Marketing schools: value for money?

Can we afford to spend millions on marketing schools to parents in the present cost of living crisis? Mrs Thatcher has been credited with creating a need for school marketing by introducing the concept of ‘parental choice’ into schooling after winning the 1979 general election. However, even before her victory in 1979, some schools were already seeing the need to compete for pupils during a period when the numbers transferring to secondary schools in some areas were already in decline.

I seem to recall that before I left Haringey in 1979, at least one school in Tottenham had already produced a colour brochure extolling its virtues to parents. By the mid-1980s, the idea of choice and marketing to encourage parents to select schools was already sufficiently acceptable for a publisher to ask me to put together ‘The Parents’ Guide to Secondary Schools in London’s Commuterland’ (ISBN 978-0333404447 but long out of print). By the 1990s, one of my students at Brookes University was writing a research article entitled: The School Brochure: A Marketing Tool? (Educational Management & Administration, v23 n2 p89-95 Apr 1995) and presenting a paper at a BERA conference, before going on to a distinguished career in higher education.

Now at that time I seem to recall that the definition of marketing was something along the lines of: “to seek, sense and satisfy, needs, wants and aspirations, within a legal, ethical and financial framework.”

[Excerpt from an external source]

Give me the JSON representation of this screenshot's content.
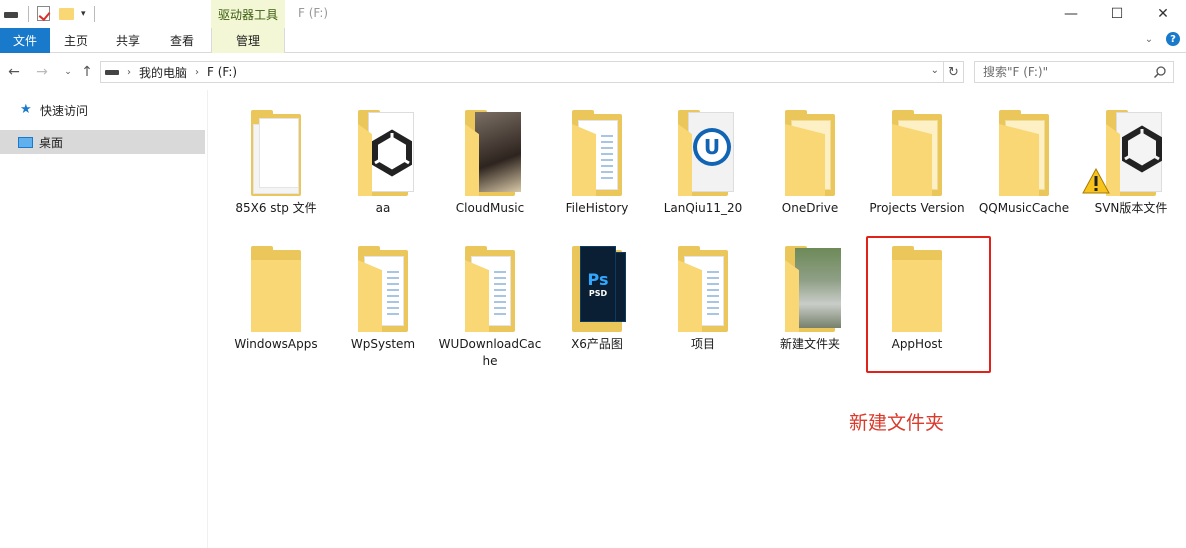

After more than forty years of marketing schools, this summer’s examination results have highlighted the gap that still remains between examination outcomes, both across the country and between schools. So, has the money spent on marketing parental choice made schooling better or worse than before, and, more importantly, can we afford the cost to society?

It is interesting, within the definition quoted above, what schools don’t tell parents. Most, for instance, don’t mention the qualifications of their staff to teach the age group or the subject and how they have kept up to date with changing teaching and assessment, preferring to rely upon Ofsted while at the same time complaining loudly about the methods of assessing schools.

The head of the secondary school in Rutland that refused to join in the annual exam results ritual.  Uppingham Community College chose not to publish GCSE headline figures due to there not being ‘a level playing field in education’. Rutland achieves best GCSE results in England (stamfordmercury.co.uk) may be an outlier, but might this mark the start of a trend?

With the in-coming government likely to need to make savings, is marketing state schools an area where some limits should be placed on the amount that state-schools can spend on marketing each year?

After all, the Conservative government has been happy to introduce regulations on school uniforms – see earlier post on the topic – and on recruitment costs, by its free job board. However, the latter doesn’t seem to have reduced the spending in that area very much. Perhaps, because there are not enough teachers to go around.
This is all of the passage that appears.